The Nikkor 13mm 5.6 is an ultra-wide angle rectilinear lens which was manufactured by Nikon for use on Nikon 135 film format SLR cameras until 1998, at which time it was discontinued. It has been dubbed 'The Holy Grail', for its low-distortion ultra-wide capabilities.  The lens was produced by Nikon only upon receipt of an order, thus making it one of the Nikon lenses with the least number manufactured.

Introduction 

The lens was prototyped in 1973 and released on an 'order only' basis from March 1976. It was designed by Mr Ikuo Mori, First Optical Section, Optical Designing Department (now retired) and built in Japan.

Features 

 Very little distortion (less than typical 50 mm normal lenses) and lateral chromatic aberration.
 Close Range Optical Correction (CRC) system: floating lens elements are used to reduce aberrations at close focusing distances.

Construction 

 16 lens elements in 12 groups
 Extreme retrofocus optical design with backfocus of more than three times the focal length.
 Triplet/Tessar type master lens group behind the aperture.
 Wide-angle lens group in front of the aperture to reduce the image size.

Versions 

 Nikkor F 13mm 5.6 - March 1976 (non-AI).  Serial numbers began with:  175021.
 AI Nikkor 13mm 5.6 - June 1977.  Serial numbers began with:  175055.
 AIS Nikkor 13mm 5.6 - March 1982. Discontinued in 1998.  Serial numbers began with:  175901

See also 
 The Zeiss 8R Ultra Prime T2.8 is a rectilinear wide angle lens with an even slightly wider field of view, even when considering its smaller image circle.
 The Sigma 12–24mm f/4.5–5.6, introduced in 2003, a rectilinear ultra-wide zoom designed for the 35 mm format (both film and digital), providing a slightly wider field of view.
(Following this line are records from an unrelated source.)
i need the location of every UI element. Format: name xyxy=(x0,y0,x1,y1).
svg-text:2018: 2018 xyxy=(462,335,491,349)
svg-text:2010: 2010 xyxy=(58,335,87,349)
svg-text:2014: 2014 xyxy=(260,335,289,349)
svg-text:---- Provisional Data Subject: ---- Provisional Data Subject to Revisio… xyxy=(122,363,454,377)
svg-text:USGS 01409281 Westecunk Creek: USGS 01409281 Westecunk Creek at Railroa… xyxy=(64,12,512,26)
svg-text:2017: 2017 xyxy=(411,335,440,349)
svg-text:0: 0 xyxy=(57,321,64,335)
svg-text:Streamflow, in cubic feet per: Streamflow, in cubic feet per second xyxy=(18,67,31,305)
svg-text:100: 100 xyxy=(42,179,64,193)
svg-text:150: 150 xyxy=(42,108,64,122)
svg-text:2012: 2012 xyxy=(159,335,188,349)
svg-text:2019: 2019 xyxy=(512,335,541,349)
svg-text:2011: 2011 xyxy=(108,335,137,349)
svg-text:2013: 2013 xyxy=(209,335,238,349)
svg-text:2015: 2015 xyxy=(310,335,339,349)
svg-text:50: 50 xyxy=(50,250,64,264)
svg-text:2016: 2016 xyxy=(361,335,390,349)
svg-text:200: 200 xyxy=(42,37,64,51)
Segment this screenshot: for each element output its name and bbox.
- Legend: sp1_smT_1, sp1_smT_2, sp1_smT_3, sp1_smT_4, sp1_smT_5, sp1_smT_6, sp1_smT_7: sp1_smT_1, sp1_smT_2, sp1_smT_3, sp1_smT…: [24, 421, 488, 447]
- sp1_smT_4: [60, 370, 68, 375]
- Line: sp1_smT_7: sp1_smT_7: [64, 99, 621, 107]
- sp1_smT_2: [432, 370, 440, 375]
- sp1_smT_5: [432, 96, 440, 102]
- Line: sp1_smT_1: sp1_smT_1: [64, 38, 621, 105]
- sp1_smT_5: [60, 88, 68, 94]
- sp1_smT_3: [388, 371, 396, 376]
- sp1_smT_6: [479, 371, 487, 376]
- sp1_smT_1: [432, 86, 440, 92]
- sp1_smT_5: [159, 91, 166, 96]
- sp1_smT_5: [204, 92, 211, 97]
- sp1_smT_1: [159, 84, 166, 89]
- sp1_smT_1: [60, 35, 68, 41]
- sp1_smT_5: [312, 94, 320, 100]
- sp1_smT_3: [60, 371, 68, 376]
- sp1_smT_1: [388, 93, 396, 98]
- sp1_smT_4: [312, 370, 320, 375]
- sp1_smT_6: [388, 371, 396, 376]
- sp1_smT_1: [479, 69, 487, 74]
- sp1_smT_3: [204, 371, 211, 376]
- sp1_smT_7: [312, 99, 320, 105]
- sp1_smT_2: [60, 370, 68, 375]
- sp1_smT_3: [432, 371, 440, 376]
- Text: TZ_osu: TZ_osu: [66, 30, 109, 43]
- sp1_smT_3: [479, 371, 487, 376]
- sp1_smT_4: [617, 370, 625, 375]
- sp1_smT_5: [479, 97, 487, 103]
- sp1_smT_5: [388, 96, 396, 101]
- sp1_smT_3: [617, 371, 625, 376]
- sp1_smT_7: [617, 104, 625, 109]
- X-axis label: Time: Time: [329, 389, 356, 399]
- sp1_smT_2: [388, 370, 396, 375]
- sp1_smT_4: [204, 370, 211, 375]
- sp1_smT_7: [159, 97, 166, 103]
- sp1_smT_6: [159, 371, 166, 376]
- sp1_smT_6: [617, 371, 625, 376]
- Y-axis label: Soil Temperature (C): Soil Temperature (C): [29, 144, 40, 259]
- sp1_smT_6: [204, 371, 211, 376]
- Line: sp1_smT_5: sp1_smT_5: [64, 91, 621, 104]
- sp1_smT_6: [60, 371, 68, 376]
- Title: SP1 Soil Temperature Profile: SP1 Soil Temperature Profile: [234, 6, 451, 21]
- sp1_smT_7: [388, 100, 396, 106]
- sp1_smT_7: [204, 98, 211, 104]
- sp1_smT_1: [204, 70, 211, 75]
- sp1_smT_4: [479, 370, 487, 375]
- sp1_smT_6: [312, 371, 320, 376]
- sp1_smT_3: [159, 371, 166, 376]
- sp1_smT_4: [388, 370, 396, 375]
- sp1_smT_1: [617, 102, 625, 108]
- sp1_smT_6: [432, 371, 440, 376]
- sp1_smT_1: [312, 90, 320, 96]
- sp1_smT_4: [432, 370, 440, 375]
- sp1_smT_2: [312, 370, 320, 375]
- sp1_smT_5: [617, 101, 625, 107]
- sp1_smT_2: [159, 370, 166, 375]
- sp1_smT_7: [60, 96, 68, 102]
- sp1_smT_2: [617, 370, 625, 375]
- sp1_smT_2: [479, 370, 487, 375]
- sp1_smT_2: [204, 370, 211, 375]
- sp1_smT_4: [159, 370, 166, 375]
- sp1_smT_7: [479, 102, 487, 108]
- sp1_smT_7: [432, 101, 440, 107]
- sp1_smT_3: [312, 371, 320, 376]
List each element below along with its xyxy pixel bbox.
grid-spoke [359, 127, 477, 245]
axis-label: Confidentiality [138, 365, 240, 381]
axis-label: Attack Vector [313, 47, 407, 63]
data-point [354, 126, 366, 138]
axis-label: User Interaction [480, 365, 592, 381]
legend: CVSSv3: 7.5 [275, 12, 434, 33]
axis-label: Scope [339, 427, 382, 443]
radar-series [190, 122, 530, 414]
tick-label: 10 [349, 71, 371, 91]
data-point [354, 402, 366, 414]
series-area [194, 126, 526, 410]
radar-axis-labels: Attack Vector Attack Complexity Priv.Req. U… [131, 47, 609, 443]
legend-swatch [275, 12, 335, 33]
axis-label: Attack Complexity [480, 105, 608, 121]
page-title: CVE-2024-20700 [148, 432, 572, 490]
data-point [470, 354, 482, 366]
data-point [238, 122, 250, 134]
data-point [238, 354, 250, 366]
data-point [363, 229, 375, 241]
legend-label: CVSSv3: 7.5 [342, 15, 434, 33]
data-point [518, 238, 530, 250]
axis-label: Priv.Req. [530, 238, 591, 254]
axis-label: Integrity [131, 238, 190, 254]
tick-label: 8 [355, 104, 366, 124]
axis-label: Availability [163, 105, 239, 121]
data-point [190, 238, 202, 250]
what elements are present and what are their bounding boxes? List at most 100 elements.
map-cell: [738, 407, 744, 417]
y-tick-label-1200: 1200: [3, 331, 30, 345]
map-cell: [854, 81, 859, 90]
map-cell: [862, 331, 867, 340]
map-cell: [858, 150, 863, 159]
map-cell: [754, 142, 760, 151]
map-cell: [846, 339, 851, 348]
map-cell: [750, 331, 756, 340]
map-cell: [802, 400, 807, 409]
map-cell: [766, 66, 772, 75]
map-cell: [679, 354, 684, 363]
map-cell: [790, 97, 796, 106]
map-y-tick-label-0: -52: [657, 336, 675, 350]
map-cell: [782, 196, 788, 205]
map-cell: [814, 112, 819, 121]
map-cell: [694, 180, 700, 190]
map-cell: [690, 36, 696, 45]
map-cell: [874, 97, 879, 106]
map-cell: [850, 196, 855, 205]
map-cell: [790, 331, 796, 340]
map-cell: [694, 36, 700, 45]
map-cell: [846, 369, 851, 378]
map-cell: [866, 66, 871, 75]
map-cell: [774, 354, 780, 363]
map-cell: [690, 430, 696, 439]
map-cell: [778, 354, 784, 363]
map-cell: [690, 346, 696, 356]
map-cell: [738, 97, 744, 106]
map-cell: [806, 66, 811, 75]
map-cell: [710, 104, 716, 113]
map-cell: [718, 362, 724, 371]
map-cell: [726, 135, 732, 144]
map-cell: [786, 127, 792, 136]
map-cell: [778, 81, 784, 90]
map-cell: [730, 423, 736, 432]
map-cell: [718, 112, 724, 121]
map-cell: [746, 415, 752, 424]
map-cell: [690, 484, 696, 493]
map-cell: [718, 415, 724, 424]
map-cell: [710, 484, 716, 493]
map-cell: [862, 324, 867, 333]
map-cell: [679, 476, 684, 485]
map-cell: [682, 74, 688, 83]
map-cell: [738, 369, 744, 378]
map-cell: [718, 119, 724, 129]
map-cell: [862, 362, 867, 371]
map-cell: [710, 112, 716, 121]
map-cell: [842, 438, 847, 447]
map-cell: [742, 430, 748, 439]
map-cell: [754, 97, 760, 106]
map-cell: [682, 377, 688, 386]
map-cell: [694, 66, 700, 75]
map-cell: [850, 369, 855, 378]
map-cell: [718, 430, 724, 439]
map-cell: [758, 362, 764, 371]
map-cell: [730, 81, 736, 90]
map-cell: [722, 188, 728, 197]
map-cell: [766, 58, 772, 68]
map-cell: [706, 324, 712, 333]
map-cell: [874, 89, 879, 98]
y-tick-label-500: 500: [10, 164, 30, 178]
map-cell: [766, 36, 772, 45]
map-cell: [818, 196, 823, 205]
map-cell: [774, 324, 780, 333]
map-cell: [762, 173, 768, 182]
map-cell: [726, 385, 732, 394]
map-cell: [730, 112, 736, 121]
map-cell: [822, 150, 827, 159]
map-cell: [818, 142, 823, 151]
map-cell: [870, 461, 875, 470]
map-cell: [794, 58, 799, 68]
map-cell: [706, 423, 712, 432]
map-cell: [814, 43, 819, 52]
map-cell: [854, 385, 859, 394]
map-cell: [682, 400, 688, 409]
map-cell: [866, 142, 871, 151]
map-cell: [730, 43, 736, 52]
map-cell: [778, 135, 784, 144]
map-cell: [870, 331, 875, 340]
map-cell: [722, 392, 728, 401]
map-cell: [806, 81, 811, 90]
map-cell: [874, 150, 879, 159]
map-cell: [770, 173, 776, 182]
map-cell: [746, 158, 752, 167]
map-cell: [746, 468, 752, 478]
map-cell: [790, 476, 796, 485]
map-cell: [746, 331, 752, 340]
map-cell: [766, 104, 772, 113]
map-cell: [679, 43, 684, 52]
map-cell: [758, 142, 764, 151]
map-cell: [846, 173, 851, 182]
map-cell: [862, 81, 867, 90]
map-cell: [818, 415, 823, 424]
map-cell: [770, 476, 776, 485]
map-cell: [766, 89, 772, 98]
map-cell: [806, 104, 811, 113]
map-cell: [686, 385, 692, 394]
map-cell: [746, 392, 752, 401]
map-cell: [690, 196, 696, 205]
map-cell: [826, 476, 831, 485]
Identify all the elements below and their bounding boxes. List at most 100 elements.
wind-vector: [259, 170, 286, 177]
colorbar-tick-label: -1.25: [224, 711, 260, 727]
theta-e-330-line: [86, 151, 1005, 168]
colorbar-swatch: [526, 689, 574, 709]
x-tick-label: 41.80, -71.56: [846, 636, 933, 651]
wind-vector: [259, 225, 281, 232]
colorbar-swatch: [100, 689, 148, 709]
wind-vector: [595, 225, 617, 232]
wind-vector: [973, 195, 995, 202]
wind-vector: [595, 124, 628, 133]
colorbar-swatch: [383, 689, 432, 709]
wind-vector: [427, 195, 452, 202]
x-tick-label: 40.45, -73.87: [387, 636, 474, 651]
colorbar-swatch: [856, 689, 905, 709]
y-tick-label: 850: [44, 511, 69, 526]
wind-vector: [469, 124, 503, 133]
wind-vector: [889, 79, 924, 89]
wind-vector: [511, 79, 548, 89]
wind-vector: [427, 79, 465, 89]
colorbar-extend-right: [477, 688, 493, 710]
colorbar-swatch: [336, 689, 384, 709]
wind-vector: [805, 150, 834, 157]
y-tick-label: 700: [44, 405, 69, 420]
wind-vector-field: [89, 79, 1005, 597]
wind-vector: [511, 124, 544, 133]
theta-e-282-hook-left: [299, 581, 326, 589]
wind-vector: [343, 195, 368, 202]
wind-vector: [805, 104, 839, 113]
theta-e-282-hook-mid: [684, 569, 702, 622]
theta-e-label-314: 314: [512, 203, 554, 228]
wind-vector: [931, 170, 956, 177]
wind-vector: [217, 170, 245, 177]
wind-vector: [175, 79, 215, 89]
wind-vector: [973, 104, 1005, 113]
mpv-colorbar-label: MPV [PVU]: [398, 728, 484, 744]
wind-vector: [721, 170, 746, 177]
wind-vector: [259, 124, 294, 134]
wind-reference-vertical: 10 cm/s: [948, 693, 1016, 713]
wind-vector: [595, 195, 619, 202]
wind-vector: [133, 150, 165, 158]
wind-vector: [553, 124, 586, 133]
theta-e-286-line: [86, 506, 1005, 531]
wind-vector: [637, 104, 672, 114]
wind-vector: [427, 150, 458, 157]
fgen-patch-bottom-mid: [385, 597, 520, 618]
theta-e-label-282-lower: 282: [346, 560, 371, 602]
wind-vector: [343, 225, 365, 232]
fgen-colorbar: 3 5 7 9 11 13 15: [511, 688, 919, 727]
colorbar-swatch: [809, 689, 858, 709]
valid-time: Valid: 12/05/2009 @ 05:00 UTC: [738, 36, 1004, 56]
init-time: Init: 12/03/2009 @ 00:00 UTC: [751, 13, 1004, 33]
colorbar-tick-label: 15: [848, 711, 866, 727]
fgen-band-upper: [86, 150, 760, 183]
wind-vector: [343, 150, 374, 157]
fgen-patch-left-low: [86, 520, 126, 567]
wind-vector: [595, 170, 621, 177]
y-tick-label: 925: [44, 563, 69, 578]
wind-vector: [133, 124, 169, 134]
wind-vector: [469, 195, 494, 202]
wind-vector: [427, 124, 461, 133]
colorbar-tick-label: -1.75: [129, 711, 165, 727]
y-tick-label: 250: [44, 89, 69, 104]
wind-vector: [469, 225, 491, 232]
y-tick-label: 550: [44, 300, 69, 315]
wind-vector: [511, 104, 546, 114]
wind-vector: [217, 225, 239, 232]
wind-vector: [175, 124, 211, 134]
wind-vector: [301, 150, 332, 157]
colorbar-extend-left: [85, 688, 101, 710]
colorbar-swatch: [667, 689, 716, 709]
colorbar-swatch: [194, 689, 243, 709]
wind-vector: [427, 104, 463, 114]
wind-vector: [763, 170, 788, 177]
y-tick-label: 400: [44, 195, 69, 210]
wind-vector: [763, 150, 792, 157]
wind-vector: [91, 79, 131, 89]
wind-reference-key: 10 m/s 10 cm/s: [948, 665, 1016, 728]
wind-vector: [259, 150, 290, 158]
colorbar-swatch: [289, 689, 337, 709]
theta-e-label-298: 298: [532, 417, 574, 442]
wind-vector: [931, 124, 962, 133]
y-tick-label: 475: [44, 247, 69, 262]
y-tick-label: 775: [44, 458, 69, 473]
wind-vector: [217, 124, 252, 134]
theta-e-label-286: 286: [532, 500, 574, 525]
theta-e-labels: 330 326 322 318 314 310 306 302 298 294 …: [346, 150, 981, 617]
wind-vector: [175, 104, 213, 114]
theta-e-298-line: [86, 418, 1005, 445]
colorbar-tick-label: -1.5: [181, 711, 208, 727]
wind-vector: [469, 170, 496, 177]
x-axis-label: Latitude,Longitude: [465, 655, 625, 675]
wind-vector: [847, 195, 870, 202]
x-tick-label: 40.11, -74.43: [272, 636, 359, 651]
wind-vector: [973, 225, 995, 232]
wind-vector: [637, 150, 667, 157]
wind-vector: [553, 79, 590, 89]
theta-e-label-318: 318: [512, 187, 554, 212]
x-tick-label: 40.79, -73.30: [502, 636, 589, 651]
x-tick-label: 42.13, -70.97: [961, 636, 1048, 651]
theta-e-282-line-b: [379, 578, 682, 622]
The company replaced this lens in 2016 with a version offering the same focal length range but a constant maximum aperture of f/4. 
 The Sigma 8–16mm, introduced in 2010, a rectilinear ultra-wide zoom designed for DSLRs with APS-C sensors, providing essentially the same 35mm equivalent field of view as the company's 12–24mm offering on full-frame.
 The Canon EF 11–24mm, introduced in 2015, a rectilinear ultra-wide zoom designed for the company's full-frame DSLRs.
 The ultra-wide camera in the iPhone 12 and later models is based upon the Nikkor 13mm, in so far as having approximately the same angle of view and complete lack of barrel distortion.